I
Índice U Po Kyin, magistrado subdivisional de Kyauktada, en la Alta Birmania, estaba sentado en su porche. Solo eran las ocho y media, pero era abril y el aire era bochornoso, presagio de las largas y sofocantes horas del mediodía. Ocasionales soplos de viento, que parecían frescos por contraste, agitaban las orquídeas recién mojadas que colgaban de los aleros. Más allá de las orquídeas se veía el tronco polvoriento y curvo de una palmera y, luego, el cielo azul ultramarino resplandeciente. En lo alto, tan alto que deslumbraba al mirarlo, unos cuantos buitres volaban en círculos sin mover las alas.
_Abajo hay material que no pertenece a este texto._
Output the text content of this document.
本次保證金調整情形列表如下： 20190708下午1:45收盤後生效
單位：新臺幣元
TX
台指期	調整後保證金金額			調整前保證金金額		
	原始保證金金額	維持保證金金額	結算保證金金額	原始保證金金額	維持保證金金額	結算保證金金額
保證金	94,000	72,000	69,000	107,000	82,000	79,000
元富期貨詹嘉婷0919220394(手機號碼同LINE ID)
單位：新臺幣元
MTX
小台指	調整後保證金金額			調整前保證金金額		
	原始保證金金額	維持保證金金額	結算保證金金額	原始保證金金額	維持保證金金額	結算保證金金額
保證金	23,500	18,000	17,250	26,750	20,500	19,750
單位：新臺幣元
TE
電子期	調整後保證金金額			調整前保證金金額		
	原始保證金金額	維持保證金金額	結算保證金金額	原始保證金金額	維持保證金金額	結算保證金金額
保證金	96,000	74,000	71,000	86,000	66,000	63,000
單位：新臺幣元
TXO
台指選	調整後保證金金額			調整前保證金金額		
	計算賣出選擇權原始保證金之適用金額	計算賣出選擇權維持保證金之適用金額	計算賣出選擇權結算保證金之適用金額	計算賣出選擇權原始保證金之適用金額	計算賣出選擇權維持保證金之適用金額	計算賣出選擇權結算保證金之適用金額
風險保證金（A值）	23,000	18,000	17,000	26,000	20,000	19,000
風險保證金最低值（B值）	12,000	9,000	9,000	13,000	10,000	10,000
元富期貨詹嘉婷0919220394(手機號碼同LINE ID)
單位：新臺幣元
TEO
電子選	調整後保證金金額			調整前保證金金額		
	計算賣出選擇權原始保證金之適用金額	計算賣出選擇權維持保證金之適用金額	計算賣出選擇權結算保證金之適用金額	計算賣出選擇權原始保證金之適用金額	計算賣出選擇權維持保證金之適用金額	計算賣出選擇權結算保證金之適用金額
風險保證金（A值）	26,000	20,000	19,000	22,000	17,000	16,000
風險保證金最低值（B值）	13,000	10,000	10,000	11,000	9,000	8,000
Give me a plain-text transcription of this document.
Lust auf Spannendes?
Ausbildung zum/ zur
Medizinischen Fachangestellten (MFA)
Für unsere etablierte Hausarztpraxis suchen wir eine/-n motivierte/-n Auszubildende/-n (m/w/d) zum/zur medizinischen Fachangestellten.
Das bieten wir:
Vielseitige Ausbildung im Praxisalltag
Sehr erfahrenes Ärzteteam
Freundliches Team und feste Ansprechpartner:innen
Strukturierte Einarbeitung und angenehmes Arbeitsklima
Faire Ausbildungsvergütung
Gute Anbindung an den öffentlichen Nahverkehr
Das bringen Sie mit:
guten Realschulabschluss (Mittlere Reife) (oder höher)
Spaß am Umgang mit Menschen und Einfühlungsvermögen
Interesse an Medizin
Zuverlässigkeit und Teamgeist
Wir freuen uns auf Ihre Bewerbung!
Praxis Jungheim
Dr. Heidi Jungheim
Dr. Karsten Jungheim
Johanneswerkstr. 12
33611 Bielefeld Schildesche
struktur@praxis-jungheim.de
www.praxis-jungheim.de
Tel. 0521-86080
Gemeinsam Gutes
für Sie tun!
Sin pestañear, como un gran ídolo de porcelana, U Po Kyin contemplaba la intensa luz del sol. Era un hombre de cincuenta años, tan gordo que llevaba años sin levantarse de la silla sin ayuda, y sin embargo era bien proporcionado e incluso hermoso en su grosería, ya que los birmanos no se encorvan ni se hinchan como los blancos, sino que engordan simétricamente, como frutos que se hinchan. Su rostro era enorme, amarillo y sin arrugas, y sus ojos eran de color leonado. Sus pies, achaparrados y de arco alto, con los dedos todos del mismo largo, estaban descalzos, al igual que su cabeza rapada, y vestía uno de esos vistosos longyisos de Arakan, con cuadros verdes y magenta, que los birmanos usan en ocasiones informales. Masticaba betel de una caja lacada que había sobre la mesa y pensaba en su vida pasada.
Había sido una vida brillante y llena de éxitos. El primer recuerdo de U Po Kyin, allá por los años ochenta, era el de estar de pie, un niño desnudo y barrigudo, viendo a las tropas británicas entrar victoriosas en Mandalay. Recordaba el terror que le habían causado aquellas columnas de hombres corpulentos, alimentados con carne de vacuno, de rostro enrojecido y uniformes rojos, con largos rifles al hombro y el pesado y rítmico ruido de sus botas. Después de observarlos durante unos minutos, echó a correr. A su manera infantil, había comprendido que su propio pueblo no era rival para esa raza de gigantes. Luchar del lado de los británicos, convertirse en un parásito de ellos, había sido su principal ambición, incluso de niño.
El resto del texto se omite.